Deuxième leçon : différents bâtiments nécessitent des solutions différentes

Un modèle unique ne convient pas à tous. Un immeuble résidentiel, une école, un entrepôt logistique, un centre d’affaires et un complexe commercial ont des scénarios de menace différents et un nombre différent de personnes à l’intérieur.

Le marché ukrainien a déjà commencé à prendre en compte les abris et les parkings souterrains dans les nouveaux projets. Mais l’étape suivante n’est pas simplement la présence d’une pièce, mais un calcul intelligent de la capacité, des itinéraires d’accès, de la ventilation, de la communication, des conditions sanitaires et du temps nécessaire pour que les gens puissent y accéder.

C’est particulièrement important pour les grandes villes — Kiev, Dnipro, Kharkiv, Odessa, Lviv, Zaporijia. Dans chacune d’elles, la sécurité de l’immobilier est déjà devenue une partie de la géographie urbaine.

Troisième leçon : la sécurité augmente la capitalisation

Un logement sûr coûtera plus cher non pas parce que le promoteur l’a bien écrit dans une brochure. Il coûtera plus cher parce que les gens comprennent le prix du risque.

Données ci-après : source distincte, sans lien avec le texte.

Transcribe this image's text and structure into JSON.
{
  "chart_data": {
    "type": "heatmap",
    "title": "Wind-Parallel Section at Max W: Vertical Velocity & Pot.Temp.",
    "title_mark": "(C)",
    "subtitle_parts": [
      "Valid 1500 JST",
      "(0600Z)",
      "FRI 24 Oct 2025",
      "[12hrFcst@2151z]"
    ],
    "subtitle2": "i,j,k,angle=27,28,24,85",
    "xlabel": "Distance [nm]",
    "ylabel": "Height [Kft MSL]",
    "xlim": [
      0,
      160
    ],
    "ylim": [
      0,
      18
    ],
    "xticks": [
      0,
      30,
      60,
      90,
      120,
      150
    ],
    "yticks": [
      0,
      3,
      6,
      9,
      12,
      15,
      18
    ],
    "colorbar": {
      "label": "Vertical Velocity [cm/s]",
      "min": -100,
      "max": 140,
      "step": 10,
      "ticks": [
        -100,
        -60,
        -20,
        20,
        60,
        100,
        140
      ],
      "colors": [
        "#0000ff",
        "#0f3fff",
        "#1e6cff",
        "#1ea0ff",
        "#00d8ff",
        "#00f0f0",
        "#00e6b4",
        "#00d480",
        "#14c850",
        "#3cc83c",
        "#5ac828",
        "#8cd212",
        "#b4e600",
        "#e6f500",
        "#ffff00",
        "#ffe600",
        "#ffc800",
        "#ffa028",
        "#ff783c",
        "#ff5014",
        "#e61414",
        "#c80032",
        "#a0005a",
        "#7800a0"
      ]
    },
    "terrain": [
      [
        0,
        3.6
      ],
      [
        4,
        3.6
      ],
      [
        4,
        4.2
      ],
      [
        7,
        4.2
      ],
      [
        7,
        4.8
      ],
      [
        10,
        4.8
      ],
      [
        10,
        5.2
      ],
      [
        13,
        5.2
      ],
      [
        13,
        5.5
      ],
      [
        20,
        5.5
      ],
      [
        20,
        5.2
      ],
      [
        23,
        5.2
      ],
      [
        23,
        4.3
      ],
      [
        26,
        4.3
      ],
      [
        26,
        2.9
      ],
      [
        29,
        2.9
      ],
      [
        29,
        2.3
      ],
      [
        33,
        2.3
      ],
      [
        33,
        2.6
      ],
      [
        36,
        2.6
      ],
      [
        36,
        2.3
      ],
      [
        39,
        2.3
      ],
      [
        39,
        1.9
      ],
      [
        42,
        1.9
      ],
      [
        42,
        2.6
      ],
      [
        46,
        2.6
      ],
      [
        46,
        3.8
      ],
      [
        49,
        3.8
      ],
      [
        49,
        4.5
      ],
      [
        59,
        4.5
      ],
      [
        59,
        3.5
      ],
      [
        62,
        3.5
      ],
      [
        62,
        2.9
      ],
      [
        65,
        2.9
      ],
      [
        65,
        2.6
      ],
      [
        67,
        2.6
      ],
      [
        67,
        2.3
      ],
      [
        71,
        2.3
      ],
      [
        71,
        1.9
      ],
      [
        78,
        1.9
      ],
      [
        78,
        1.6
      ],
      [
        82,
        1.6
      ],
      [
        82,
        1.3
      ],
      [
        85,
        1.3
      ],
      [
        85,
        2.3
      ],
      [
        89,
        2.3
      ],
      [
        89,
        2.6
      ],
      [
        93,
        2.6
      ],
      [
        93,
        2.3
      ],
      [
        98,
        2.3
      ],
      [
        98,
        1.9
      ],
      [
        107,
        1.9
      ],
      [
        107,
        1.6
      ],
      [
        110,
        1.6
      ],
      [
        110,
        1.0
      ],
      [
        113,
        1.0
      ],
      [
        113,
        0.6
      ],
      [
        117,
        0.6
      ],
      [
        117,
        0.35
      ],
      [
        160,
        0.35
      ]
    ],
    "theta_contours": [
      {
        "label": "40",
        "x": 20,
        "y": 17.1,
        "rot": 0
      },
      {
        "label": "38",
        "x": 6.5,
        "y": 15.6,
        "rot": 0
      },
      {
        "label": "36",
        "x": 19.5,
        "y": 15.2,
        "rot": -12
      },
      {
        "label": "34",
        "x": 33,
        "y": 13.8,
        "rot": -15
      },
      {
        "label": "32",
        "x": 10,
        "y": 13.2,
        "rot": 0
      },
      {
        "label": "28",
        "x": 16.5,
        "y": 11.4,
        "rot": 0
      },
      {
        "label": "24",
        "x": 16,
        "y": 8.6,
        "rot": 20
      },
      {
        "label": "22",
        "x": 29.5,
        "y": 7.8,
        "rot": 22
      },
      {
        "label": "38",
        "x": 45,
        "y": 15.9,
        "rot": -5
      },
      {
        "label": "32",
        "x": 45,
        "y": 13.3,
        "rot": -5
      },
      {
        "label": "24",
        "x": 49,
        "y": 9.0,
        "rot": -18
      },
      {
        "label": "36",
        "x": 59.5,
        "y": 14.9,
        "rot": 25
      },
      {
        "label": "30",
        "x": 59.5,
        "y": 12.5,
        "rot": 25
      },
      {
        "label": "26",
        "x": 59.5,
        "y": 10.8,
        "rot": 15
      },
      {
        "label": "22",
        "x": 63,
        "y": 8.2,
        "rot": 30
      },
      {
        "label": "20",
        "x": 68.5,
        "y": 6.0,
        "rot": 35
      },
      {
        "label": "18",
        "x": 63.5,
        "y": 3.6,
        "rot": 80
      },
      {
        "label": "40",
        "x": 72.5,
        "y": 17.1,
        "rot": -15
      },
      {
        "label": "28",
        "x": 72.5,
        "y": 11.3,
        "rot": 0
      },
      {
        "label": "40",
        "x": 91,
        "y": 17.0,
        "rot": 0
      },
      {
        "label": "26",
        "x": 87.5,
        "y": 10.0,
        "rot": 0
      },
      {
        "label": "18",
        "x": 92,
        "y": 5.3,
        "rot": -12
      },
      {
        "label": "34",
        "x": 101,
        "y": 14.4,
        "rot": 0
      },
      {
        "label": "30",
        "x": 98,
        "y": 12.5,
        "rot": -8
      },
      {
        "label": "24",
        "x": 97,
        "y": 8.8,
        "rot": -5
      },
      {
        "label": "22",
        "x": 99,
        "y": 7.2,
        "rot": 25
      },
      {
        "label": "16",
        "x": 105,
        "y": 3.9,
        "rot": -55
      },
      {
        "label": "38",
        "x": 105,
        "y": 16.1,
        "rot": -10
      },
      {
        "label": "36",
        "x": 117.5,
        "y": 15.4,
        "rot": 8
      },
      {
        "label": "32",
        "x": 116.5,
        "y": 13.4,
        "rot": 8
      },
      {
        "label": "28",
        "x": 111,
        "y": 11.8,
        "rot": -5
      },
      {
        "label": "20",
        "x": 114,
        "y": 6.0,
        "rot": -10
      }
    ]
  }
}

En Israël, les appartements avec une chambre protégée conservent mieux leur liquidité lors des tensions. Les bureaux de haut standing avec des abris bien conçus continuent d’intéresser les locataires même en période de crise. Après les dernières attaques, les entreprises d’ingénierie israéliennes ont commencé à recevoir des demandes de conception de chambres sécurisées même de la part de promoteurs de Dubaï.

Pour l’Ukraine, c’est un signal : la protection n’est pas une dépense qui « mange » la marge. C’est un investissement dans la confiance, la valeur de l’objet et la résilience à long terme du quartier.

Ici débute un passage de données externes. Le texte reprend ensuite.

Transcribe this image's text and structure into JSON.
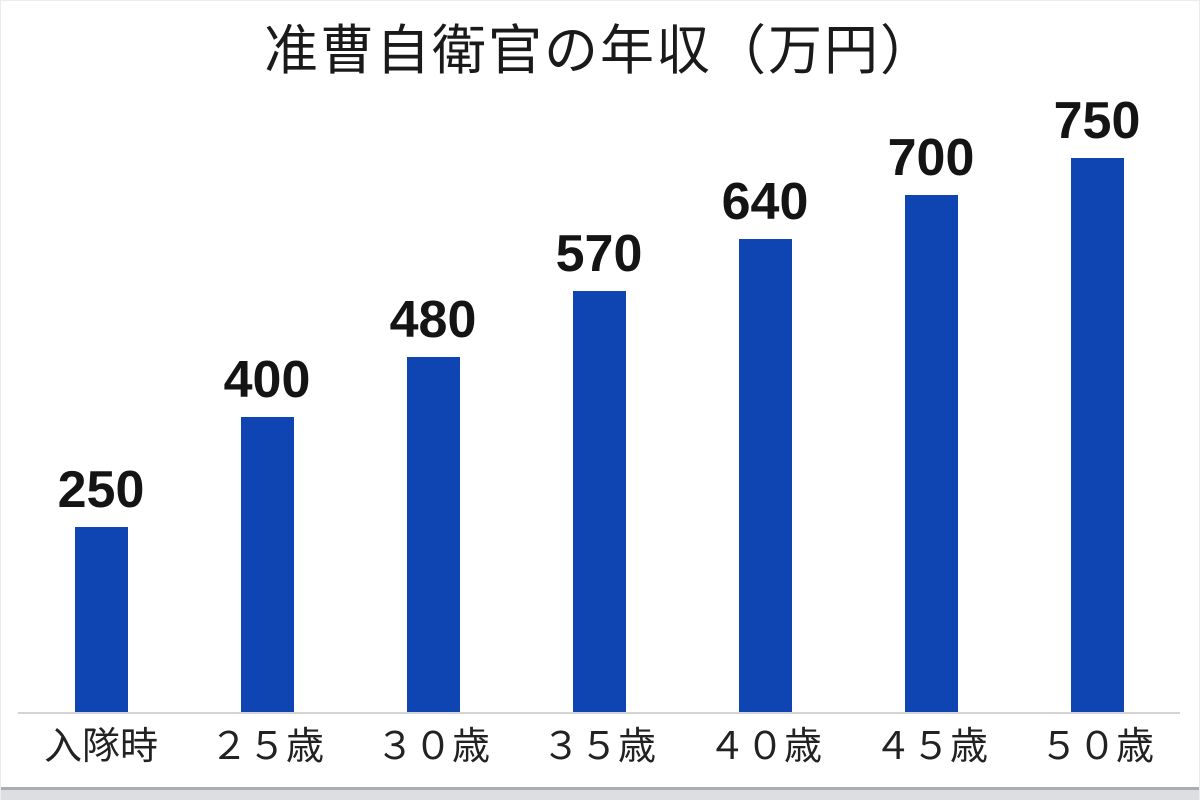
{
  "chart": {
    "colors": {
      "bar": "#0f45b2",
      "axis_line": "#d4d4d4",
      "value_label_text": "#141414",
      "category_label_text": "#222222",
      "title_text": "#1a1a1a",
      "background": "#ffffff"
    }
  },
  "chart_data": {
    "type": "bar",
    "title": "准曹自衛官の年収（万円）",
    "categories": [
      "入隊時",
      "２５歳",
      "３０歳",
      "３５歳",
      "４０歳",
      "４５歳",
      "５０歳"
    ],
    "values": [
      250,
      400,
      480,
      570,
      640,
      700,
      750
    ],
    "data_labels": [
      "250",
      "400",
      "480",
      "570",
      "640",
      "700",
      "750"
    ],
    "series_name": "年収（万円）",
    "xlabel": "",
    "ylabel": "",
    "ylim": [
      0,
      750
    ],
    "grid": false,
    "legend_position": "none",
    "value_labels_shown": true,
    "y_axis_ticks_shown": false
  }
}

Quatrième leçon : l’abri doit fonctionner même en temps de paix

En Israël, de nombreux abris publics sont utilisés comme clubs, gymnases, bases de répétition ou espaces pour les communautés locales. La condition principale est simple : en cas de menace, la pièce doit être rapidement libérée et revenir à sa fonction principale.

Pour l’Ukraine, cela peut devenir un modèle important. Si l’abri reste fermé, oublié et humide, il se transforme rapidement en formalité. S’il est intégré dans la vie de la maison, de l’école ou du quartier, il est plus facile à entretenir, à contrôler et à garder prêt.

La sécurité ne doit pas être un espace mort. Elle doit devenir une partie de l’infrastructure urbaine normale.

Israël construit des chambres protégées non pas parce que le pays a trop de ressources. Il le fait parce qu’il vit depuis des décennies dans la logique : sans protection civile, il est impossible de maintenir une vie normale à proximité d’une menace constante.

L’Ukraine traverse aujourd’hui sa propre école difficile. Et l’une des principales conclusions est déjà évidente : le marché immobilier après la guerre ne pourra pas revenir à l’ancienne formule « prix — quartier — rénovation ». Dans la nouvelle réalité, un autre point s’ajoutera à cette liste pour toujours — la protection.